Luxury cars impounded
Cars seized and auctioned in Paris .

A fleet of luxury cars belonging to the playboy son of an African dictator has been auctioned in Paris for €3.1 million (£2.7 million) after being seized by French police investigating the alleged theft of public funds in Equatorial Guinea.

Among the vehicles sold by French auction house Drouot were two Bugattis, two Bentleys, a Rolls-Royce, a Ferrari, a Porsche, a Maserati and a Maybach. Most had little or no mileage and fetched an average of €311,000 each.

The cars were impounded by investigators in 2011 as part of a two-week raid of Teodorin Obiang's €80 million, 101-room mansion near the Champs Elysees as part of the "bien mals aquis", or ill-gotten gains investigation into the alleged theft of billions of dollars of public funds by African despots and their families.

Authorities made an exhaustive list of luxury items in the house, including paintings by Degas and Renoir, some of the world's most expensive vintage wines as well as jewellery and antique furniture.

An arrest warrant was issued for 43-year-old Obiang, son and heir apparent of Teodor Obiang, ruler of oil-rich Equatorial Guinea.

According to French judicial documents, in November 2009 Teodorin Obiang imported 26 luxury cars from the US to France for $12m (£7.4m). They included seven Ferraris, four Mercedes-Benz, five Bentleys, four Rolls-Royces, two Bugattis, an Aston Martin, a Porsche, a Lamborghini and a Maserati.
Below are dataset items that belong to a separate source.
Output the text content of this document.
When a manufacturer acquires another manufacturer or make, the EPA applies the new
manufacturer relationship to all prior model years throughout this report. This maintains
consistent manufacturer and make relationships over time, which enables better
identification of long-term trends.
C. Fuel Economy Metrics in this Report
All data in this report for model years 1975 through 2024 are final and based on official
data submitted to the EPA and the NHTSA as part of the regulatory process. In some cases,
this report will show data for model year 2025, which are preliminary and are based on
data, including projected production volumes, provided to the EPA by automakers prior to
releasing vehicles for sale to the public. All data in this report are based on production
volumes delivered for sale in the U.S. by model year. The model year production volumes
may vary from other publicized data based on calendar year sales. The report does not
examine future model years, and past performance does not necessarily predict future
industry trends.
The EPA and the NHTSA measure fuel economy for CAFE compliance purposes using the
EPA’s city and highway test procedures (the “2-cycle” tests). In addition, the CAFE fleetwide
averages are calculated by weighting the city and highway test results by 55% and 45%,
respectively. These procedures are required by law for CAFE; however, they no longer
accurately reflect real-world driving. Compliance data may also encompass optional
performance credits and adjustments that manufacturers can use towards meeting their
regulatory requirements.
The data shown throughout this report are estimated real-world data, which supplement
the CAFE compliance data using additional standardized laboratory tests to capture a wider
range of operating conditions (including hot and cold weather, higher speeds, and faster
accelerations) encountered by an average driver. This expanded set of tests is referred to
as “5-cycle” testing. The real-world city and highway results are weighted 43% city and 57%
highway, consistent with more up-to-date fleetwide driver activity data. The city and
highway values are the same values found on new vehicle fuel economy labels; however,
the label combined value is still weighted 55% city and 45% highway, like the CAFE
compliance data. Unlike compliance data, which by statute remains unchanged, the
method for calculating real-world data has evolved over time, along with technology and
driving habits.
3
He subsequently transported many of these vehicles to Equatorial Guinea, despite most of the country's roads being dirt tracks negotiable only by four wheel drives.

After monitoring his accounts, authorities seized Obiang's mansion and property when they found it had been purchased using money tranferred from state funds.

The government of Equatorial Guinea has tried to block the investigation, claiming that Obiang's mansion was part of the country's embassy, and thus protected by diplomatic immunity.

Teodorin Obiang was recently made the country's second vice-president, with his lawyers claiming that this renders his prosecution by French authorities illegal.

However, in a landmark ruling, French judges recently decided that diplomatic immunity did not extend to property bought through the theft of public money.

Obiang is applying to have the judgment overruled and his property returned in an appeal to France's Cour de Cassation, but the ruling has spurred prosecutors into intensifying the investigation of other African despots with sizeable assets in Paris, including the President of Gabon, Ali Bongo Ondimba, and the President of Congo-Brazzaville, Denis Sassou Nguesso.

The lawsuits were originally brought by two NGOs and the Association of Congolese Citizens abroad, but the government of then president Nicolas Sarkozy refused to pursue them before the Cour de Cassation dramatically overruled the government in 2010 and ordered state investigators to pursue the charges.

Bourdon told The Independent: "I have had so many threats and insults and libel actions that I sometimes wish that I had never brought this case. But my spirits revive when I recall the hundreds and hundreds of messages that we have received from African people saying, 'You have given us hope for the first time. Please continue, continue, continue'."